Summary

Entdeckung neuer intrazelluläre Erreger von Amöben Amöben Cokultur und Enrichment Ansätze

Published: October 27, 2013
doi:

Summary

Amöben Kokultur ein Zellkultursystem mit adhärenten Amöben, selektiv wachsen intrazelluläre Pathogene in der Lage, phagozytische Zellen wie Amöben und Makrophagen zu widerstehen. Es stellt somit ein wichtiges Instrument, um neue Infektionserreger entdecken. Amöben Bereicherung ermöglicht Entdeckung neuer Amöbenarten und ihrer spezifischen intrazellulären Bakterien.

Abstract

Die intrazelluläre Erreger wie Legionellen, Mykobakterien und Chlamydien-ähnlichen Organismen sind schwierig zu isolieren, weil sie schlecht oder gar nicht wachsen oft überhaupt auf selektiven Medien, die üblicherweise verwendet werden, um Bakterien zu kultivieren. Aus diesem Grund sind viele dieser Krankheitserreger wurden erst vor kurzem oder folgenden wichtigen Ausbrüche entdeckt. Diese Erreger sind oft mit Amöben, die als Wirtszelle dienen und ermöglichen es, das Überleben und das Wachstum der Bakterien verbunden. Wir wollen hier, um eine Demonstration von zwei Techniken, die Isolierung und Charakterisierung von intrazellulären Erregern in der klinischen oder Umweltproben vorhanden ermöglichen bieten: die Amöben Co-Kultur und die Amöben Bereicherung. Amöben Co-Kultur ermöglicht die Wiederherstellung der intrazellulären Bakterien, die durch Impfen der untersuchten Probe auf einem Rasen, der Amöben infiziert werden können und lysiert durch die in der Probe vorhanden sind intrazelluläre Bakterien. Amöben Anreicherung ermöglicht die Wiederherstellung von Amöben in einer klinischen oder Umweltprobe vorhanden. Thwird, kann auf Entdeckung von neuen Amöbenarten, sondern auch von neuen intrazellulären Bakterien wachsen speziell in diesen Amöben führen. Zusammen helfen diese beiden Techniken, um neue intrazelluläre Bakterien in der Lage, in Amöben wachsen zu entdecken.
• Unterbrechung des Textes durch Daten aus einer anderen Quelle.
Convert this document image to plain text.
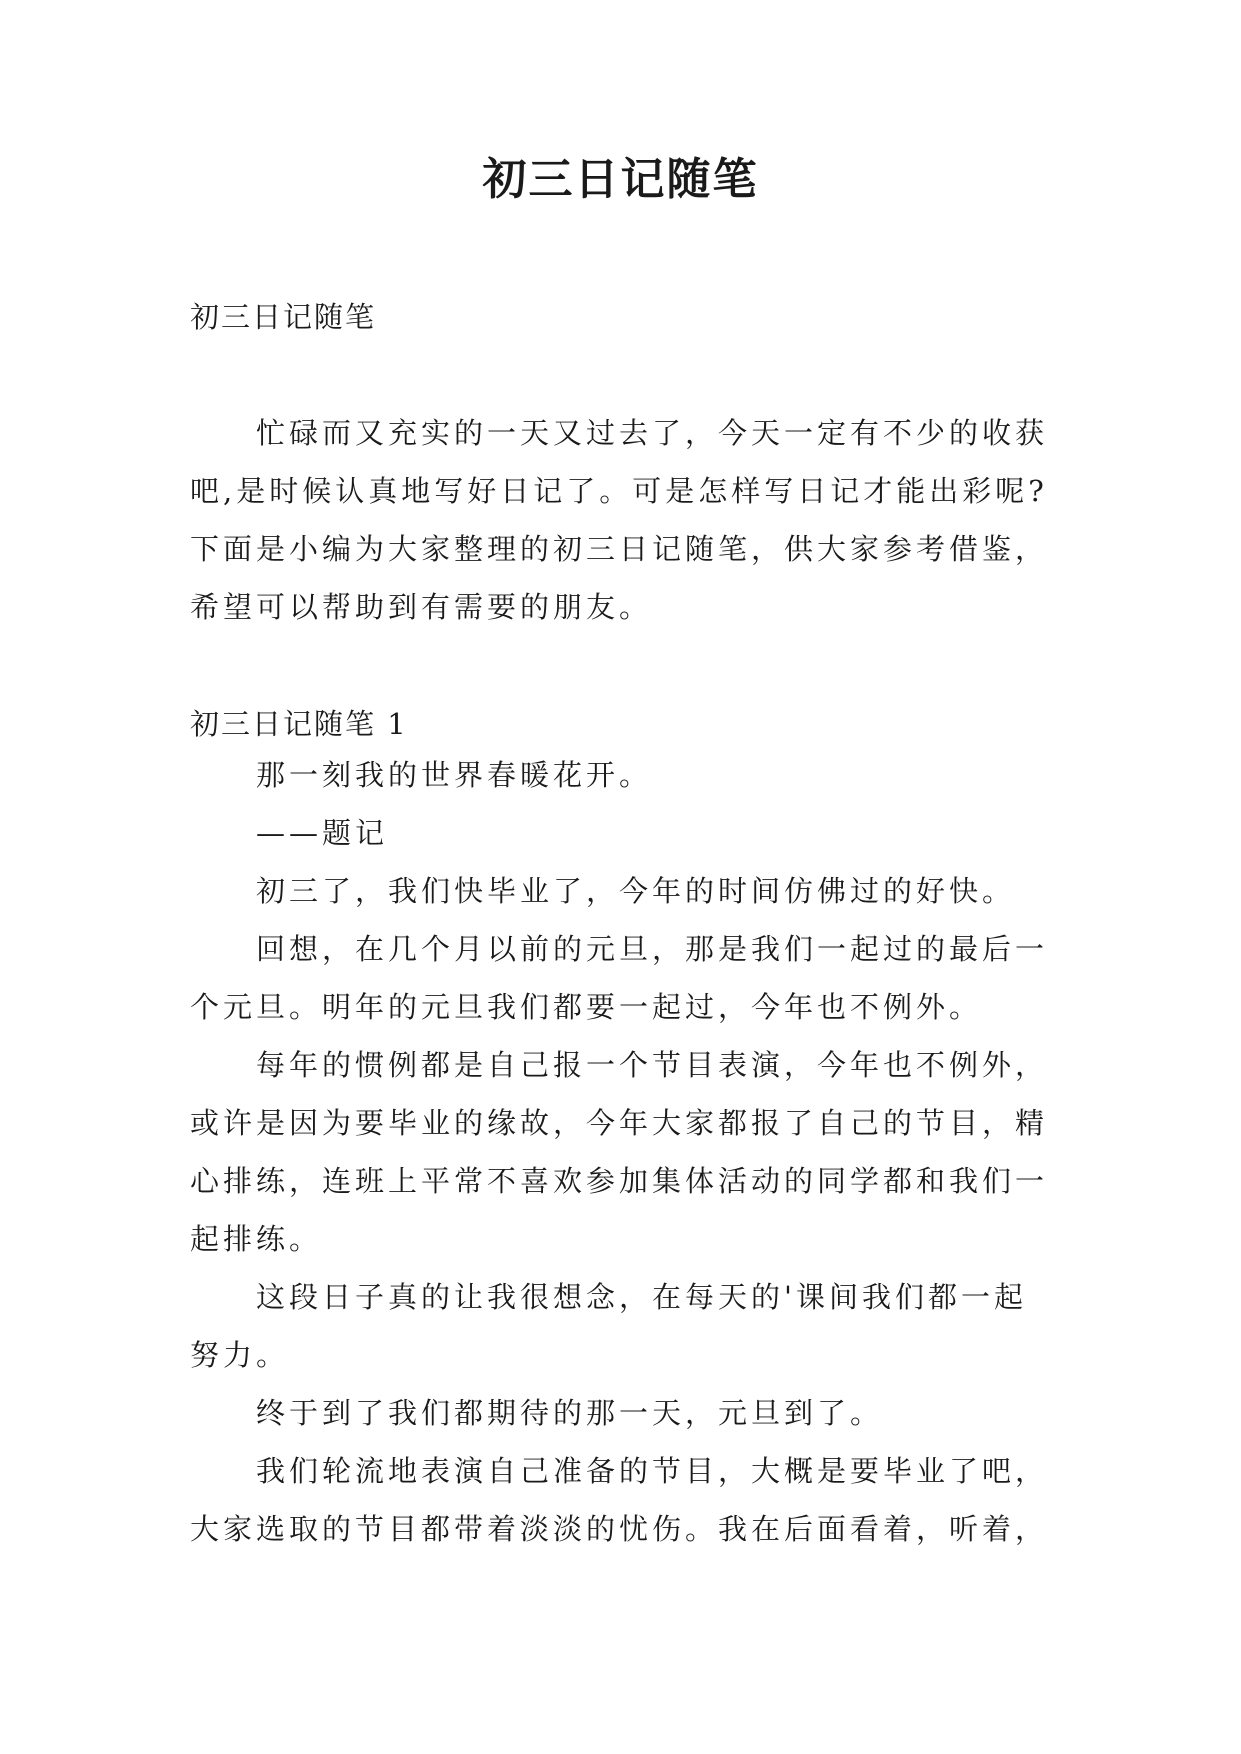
初三日记随笔
初三日记随笔
　　忙碌而又充实的一天又过去了，今天一定有不少的收获
吧,是时候认真地写好日记了。可是怎样写日记才能出彩呢?
下面是小编为大家整理的初三日记随笔，供大家参考借鉴，
希望可以帮助到有需要的朋友。
初三日记随笔 1
　　那一刻我的世界春暖花开。
　　——题记
　　初三了，我们快毕业了，今年的时间仿佛过的好快。
　　回想，在几个月以前的元旦，那是我们一起过的最后一
个元旦。明年的元旦我们都要一起过，今年也不例外。
　　每年的惯例都是自己报一个节目表演，今年也不例外，
或许是因为要毕业的缘故，今年大家都报了自己的节目，精
心排练，连班上平常不喜欢参加集体活动的同学都和我们一
起排练。
　　这段日子真的让我很想念，在每天的'课间我们都一起
努力。
　　终于到了我们都期待的那一天，元旦到了。
　　我们轮流地表演自己准备的节目，大概是要毕业了吧，
大家选取的节目都带着淡淡的忧伤。我在后面看着，听着，
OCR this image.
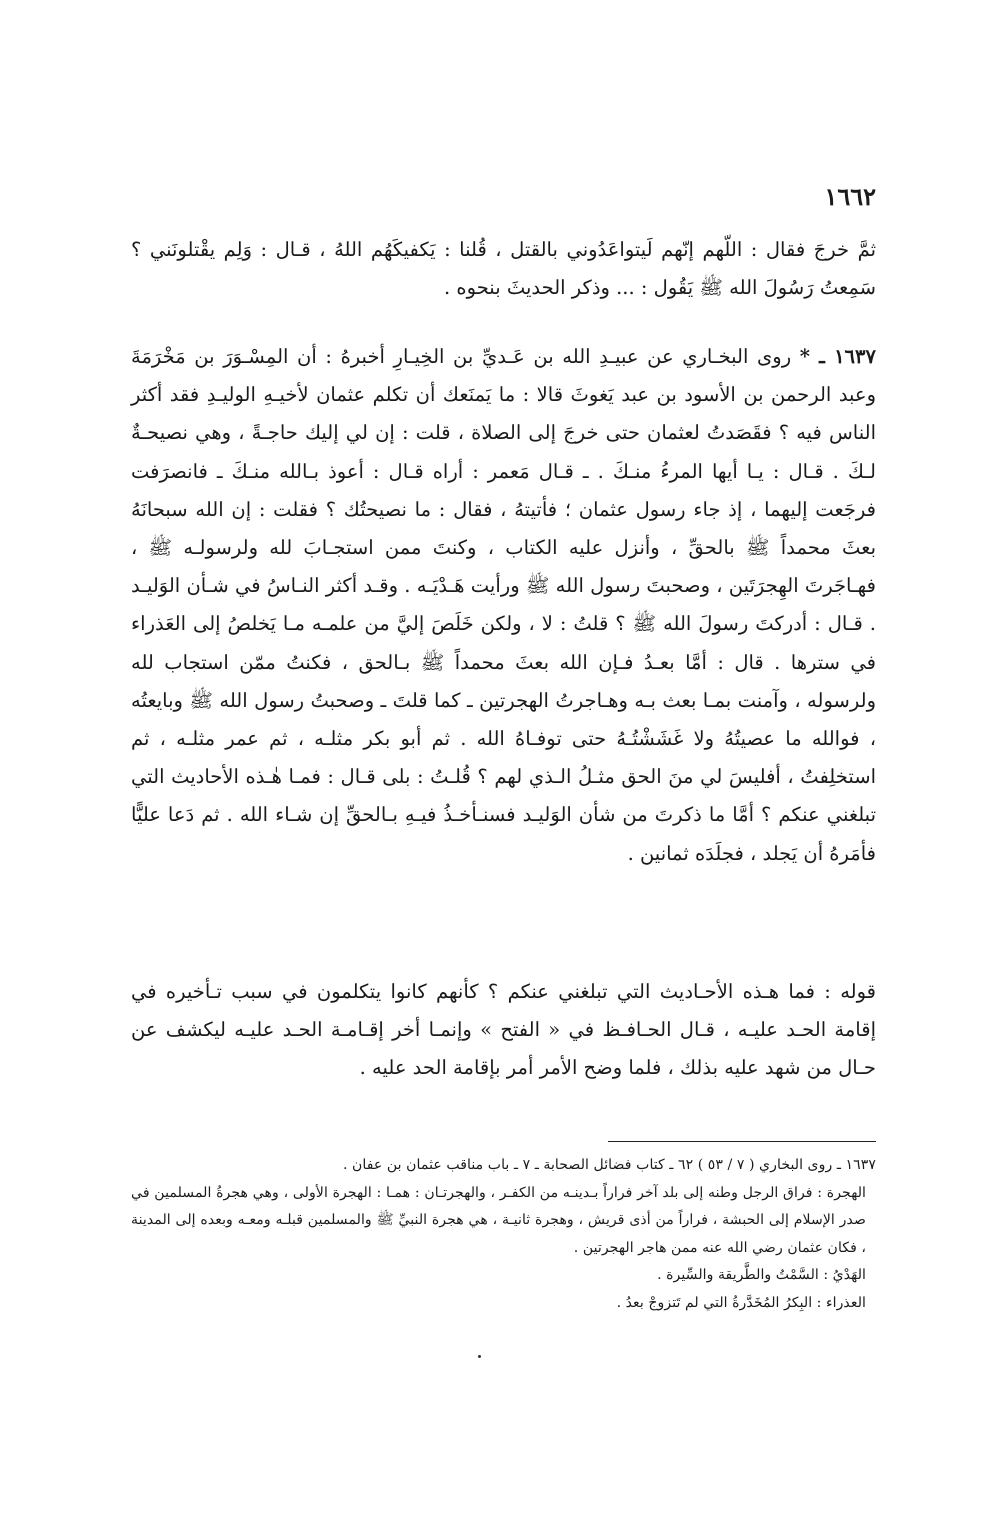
١٦٦٢

ثمَّ خرجَ فقال : اللّهم إنّهم لَيتواعَدُوني بالقتل ، قُلنا : يَكفيكَهُم اللهُ ، قـال : وَلِم يقْتلونَني ؟ سَمِعتُ رَسُولَ الله ﷺ يَقُول : ... وذكر الحديثَ بنحوه .

١٦٣٧ ـ * روى البخـاري عن عبيـدِ الله بن عَـديِّ بن الخِيـارِ أخبرهُ : أن المِسْـوَرَ بن مَخْرَمَةَ وعبد الرحمن بن الأسود بن عبد يَغوثَ قالا : ما يَمنَعك أن تكلم عثمان لأخيـهِ الوليـدِ فقد أكثر الناس فيه ؟ فقَصَدتُ لعثمان حتى خرجَ إلى الصلاة ، قلت : إن لي إليك حاجـةً ، وهي نصيحـةٌ لـكَ . قـال : يـا أيها المرءُ منـكَ . ـ قـال مَعمر : أراه قـال : أعوذ بـالله منـكَ ـ فانصرَفت فرجَعت إليهما ، إذ جاء رسول عثمان ؛ فأتيتهُ ، فقال : ما نصيحتُك ؟ فقلت : إن الله سبحانَهُ بعثَ محمداً ﷺ بالحقِّ ، وأنزل عليه الكتاب ، وكنتَ ممن استجـابَ لله ولرسولـه ﷺ ، فهـاجَرتَ الهِجرَتَين ، وصحبتَ رسول الله ﷺ ورأيت هَـدْيَـه . وقـد أكثر النـاسُ في شـأن الوَليـد . قـال : أدركتَ رسولَ الله ﷺ ؟ قلتُ : لا ، ولكن خَلَصَ إليَّ من علمـه مـا يَخلصُ إلى العَذراء في سترها . قال : أمَّا بعـدُ فـإن الله بعثَ محمداً ﷺ بـالحق ، فكنتُ ممّن استجاب لله ولرسوله ، وآمنت بمـا بعث بـه وهـاجرتُ الهجرتين ـ كما قلتَ ـ وصحبتُ رسول الله ﷺ وبايعتُه ، فوالله ما عصيتُهُ ولا غَشَشْتُـهُ حتى توفـاهُ الله . ثم أبو بكر مثلـه ، ثم عمر مثلـه ، ثم استخلِفتُ ، أفليسَ لي منَ الحق مثـلُ الـذي لهم ؟ قُلـتُ : بلى قـال : فمـا هٰـذه الأحاديث التي تبلغني عنكم ؟ أمَّا ما ذكرتَ من شأن الوَليـد فسنـأخـذُ فيـهِ بـالحقِّ إن شـاء الله . ثم دَعا عليًّا فأمَرهُ أن يَجلد ، فجلَدَه ثمانين .

قوله : فما هـذه الأحـاديث التي تبلغني عنكم ؟ كأنهم كانوا يتكلمون في سبب تـأخيره في إقامة الحـد عليـه ، قـال الحـافـظ في « الفتح » وإنمـا أخر إقـامـة الحـد عليـه ليكشف عن حـال من شهد عليه بذلك ، فلما وضح الأمر أمر بإقامة الحد عليه .

١٦٣٧ ـ روى البخاري ( ٧ / ٥٣ ) ٦٢ ـ كتاب فضائل الصحابة ـ ٧ ـ باب مناقب عثمان بن عفان .

الهجرة : فراق الرجل وطنه إلى بلد آخر فراراً بـدينـه من الكفـر ، والهجرتـان : همـا : الهجرة الأولى ، وهي هجرةُ المسلمين في صدر الإسلام إلى الحبشة ، فراراً من أذى قريش ، وهجرة ثانيـة ، هي هجرة النبيِّ ﷺ والمسلمين قبلـه ومعـه وبعده إلى المدينة ، فكان عثمان رضي الله عنه ممن هاجر الهجرتين .

الهَدْيُ : السَّمْتُ والطَّريقة والسِّيرة .

العذراء : البِكرُ المُخَدَّرةُ التي لم تَتزوجْ بعدُ .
Aufgrund ihrer Fähigkeit, Amöben infizieren und wider Phagozytose, intrazelluläre Bakterien könnten diese auch zu entkommen Phagozytose durch Makrophagen und somit sein pathogen für höhere Eukaryonten unterschieden.

Introduction

Vor dem Aufkommen der molekularen Diagnostik, wurden in der Umwelt Nischen oder in klinischen Proben vorhandenen Mikroorganismen oft durch Kultivierung auf verschiedenen selektiven Medien, vor allem auf Agar in Petrischalen nachgewiesen. Der Phänotyp der Bakterienkolonien und ihre Stoffwechselaktivität erlaubt dann bakterielle Einstufung auf Artenebene. Brühe kann auch verwendet werden, um die Nachweisempfindlichkeit zu erhöhen. Allerdings haben beide Techniken erlauben die Gewinnung von Bakterien, die langsam oder gar nicht auf diesen Medien wachsen. Dies ist der Grund, warum molekulare Ansätze werden so heute weit verbreitet. Dennoch Nachweis von DNA bietet keine Ahnung, auf die Lebensfähigkeit der Bakterien. Darüber hinaus im Gegensatz zu Kultur, Molekularbiologie Ansätze nicht in einem Stamm, der ferner dadurch gekennzeichnet ist, führen.

Studieren Krankheitserreger, die schlecht wachsen auf festen Medien oder dass Bedarf Zellen wachsen ist kompliziert. Die meisten dieser "schwierig zu wachsen" Bakterien sind anspruchsvoll intrazellulären Bakterien, oft entdeckt und folgende große Ausbrüche, wie es der Fall bei Legionella pneumophila war gekennzeichnet. Dieses Bakterium wurde nach einem Ausbruch, die während eines American Legion Convention aufgetreten ist. So viel, wie 182 Menschen wurden infiziert und 29 starben an einer schweren Lungenentzündung 1,2. Es wurde später gezeigt, dass Amöben waren die natürlichen Wirte dieses Bakteriums und dass ihre Anwesenheit im Hotelklimaanlage und Wassernetze war der Ursprung des Ausbruchs der sogenannten Legionärskrankheit 3.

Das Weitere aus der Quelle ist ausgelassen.